There seems to be a notion among ladies that getting married is practically selling your soul to a life of boredom and having children is waving goodbye to your health, good looks, and happiness. Before embarking on my journey with both, I didn’t have much to say–I spoke on faith alone that marriage and motherhood would bring happiness. But now? Now I speak from experience; from evidence in my own life. Yes, if we’re speaking in terms of doing what is best for yourself–marriage and motherhood are simply a good choice. It isn’t choosing a life of giving up all you love, it is gaining a life of meaning.
If you marry well–marriage will be no where close to living a life of boredom, it’s the opposite. It’s getting so comfortable with one person, you feel you can be your absolute crazy self, your whole self–no feeling of trying to impress or be something you’re not. You have a best friend who will be there to wipe away your tears, vent your frustrations to, and be a crazy nut with, all without a second thought of them judging you. No, marriage has been my happiest years, my craziest years, and my most fulfilling all in one.
Not only that, it has been best for my self-worth, too. There is someone who knows all about me, seen all of me, and never leaves. No one-night stands here. There is someone who inspires me in my goals, keeps me accountable for what I’m working on, and reminds me day-in and day-out that I’m beautiful and worthwhile–even when I feel ugly and insignificant. Never have I been more self-assured than since I’ve been married.
And now about the kids.
When I was pregnant, I heard two girls behind me talking about their friend who was pregnant. One of them expressed her disdain for pregnancy and said:
“Pregnancy completely ruins your body.”
While pregnancy can be taxing, strenuous, and dangerous, most of all–it is beautiful. It doesn’t completely ruin your body. That is a hoax. In reality, it fulfills its purpose. I’ve never felt so whole or complete, than after I had my baby. Pregnancy and motherhood have brought me happiness, not stolen it away.
Since having my first, I’m healthier than before. I have way more reason to hit the gym, than simply wanting a slim bod. I workout and eat right because there are little ones I want to play with, memories I want to have, and a life I want to live. Yes, motherhood has fueled my desire to live and growing a baby inside me has never gotten in the way.

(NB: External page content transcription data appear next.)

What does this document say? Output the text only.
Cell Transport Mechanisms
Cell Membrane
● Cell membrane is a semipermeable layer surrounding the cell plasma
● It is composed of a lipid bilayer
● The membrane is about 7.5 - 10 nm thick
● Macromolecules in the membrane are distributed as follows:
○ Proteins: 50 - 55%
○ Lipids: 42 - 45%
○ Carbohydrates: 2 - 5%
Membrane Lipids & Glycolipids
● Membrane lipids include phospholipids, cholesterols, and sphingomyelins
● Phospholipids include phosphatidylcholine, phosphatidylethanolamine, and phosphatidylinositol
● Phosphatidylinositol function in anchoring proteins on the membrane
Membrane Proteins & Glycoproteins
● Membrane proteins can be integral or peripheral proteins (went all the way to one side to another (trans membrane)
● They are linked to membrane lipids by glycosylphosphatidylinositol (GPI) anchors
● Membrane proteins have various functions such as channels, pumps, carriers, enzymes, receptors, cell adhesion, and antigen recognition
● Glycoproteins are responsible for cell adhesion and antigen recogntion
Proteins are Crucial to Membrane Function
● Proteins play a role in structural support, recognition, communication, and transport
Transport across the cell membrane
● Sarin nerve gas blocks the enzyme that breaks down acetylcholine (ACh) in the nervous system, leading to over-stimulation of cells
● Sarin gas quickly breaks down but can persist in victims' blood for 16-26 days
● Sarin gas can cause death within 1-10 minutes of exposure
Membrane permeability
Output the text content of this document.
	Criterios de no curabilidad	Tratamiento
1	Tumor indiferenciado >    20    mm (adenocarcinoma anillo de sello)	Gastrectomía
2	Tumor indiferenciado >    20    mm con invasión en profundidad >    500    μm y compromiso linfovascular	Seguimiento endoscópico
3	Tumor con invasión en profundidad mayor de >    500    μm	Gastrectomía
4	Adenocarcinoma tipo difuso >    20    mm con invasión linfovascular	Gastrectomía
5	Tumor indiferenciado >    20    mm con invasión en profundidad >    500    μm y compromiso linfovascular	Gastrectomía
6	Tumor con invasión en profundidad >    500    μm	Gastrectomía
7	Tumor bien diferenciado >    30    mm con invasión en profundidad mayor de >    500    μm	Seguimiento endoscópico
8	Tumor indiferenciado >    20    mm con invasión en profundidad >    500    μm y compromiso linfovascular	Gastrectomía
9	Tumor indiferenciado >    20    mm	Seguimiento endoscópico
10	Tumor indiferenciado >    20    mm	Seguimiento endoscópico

“Being a mother is not what you gave up to have a child, but what you gained from having one.”–Unknown
Don’t believe the lie that marriage and motherhood will strip the fun out of life; that marriage will confine you to a dull relationship and motherhood will make your body damaged goods, because it simply is not that way. If you do believe the lie, you may be robbing yourself of the greatest happiness you’ll ever know.